Какой историк и где и что — непонятно. И я был знаком с таким-то и с таким-то. Нет, уже не уяснить. Все! Ветерок уже нежно травку колышет.

Соседи вот почему так мало знали про старичка — он в доме всего с год и пожил. Так-то у него собственный дом километрах в пяти от Фонарева. И ты не будешь ведь у незнакомого человека спрашивать трудовую книжку, а ну-ка дай, дедуля, полистаю твою трудовую деятельность, да, мы — черви, а ты — историк, а покажи-ка ты, гордый дедуля, что ты за историк, с кем ты там был знаком. Ты хоть академиком будь или даже профессором, но только не базарь с соседями, не затевай разборку, и все будет путем.

Да, а почти всю жизнь прожил в собственном доме. Хороший такой дом, комнаты четыре, с мезонином даже, аккуратный такой домик, он на взгорке и с шоссе хорошо виден. Да, и сад большой.

Ну вот. А лет пятнадцать домик под дачу снимали такие Евстигнеевы. Семья из четырех человек. Всем говорили, старик им как родной. Ну, если живут с весны до осени. И даже иногда зимой наведываются.
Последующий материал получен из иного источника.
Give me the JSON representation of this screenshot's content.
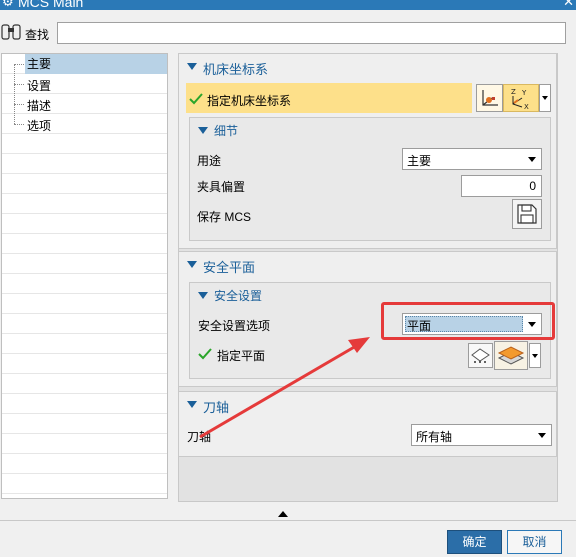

Евстигнеева пару раз в месяц забегала. Что-нибудь поделает. Что-нибудь прикупит. Или что лишнее от пайков останется. Да и вообще, приятно удостовериться, что дедуля наш еще не перекинулся. В общем, как родные.

Да, родные-то родные, но иной раз перекидываются не только родные, но и чужие. И это жалко. Старичка жалко, это само собой. Но главное — дом пропадет. А ты к нему привык. Ну, если живешь в нем с весны до осени пятнадцать, считай, лет.

Старик живет один, наследников у него нет, перекинется, и дом будет ничей, вернее, всехний, то есть отойдет безразмерной нашей хозяйке. И она всунет туда кого-нибудь из начальничков, мол, начальничек — тоже человек, и он должен хорошо отдыхать. Да, а дом хороший, и есть большой сад. И отдыхать там хорошо. Особенно если на халяву. И это обидно. Они прожили в доме пятнадцать лет, а незнакомый начальничек будет здесь жить на халяву. И фигушки ему и, значит, с маслицем.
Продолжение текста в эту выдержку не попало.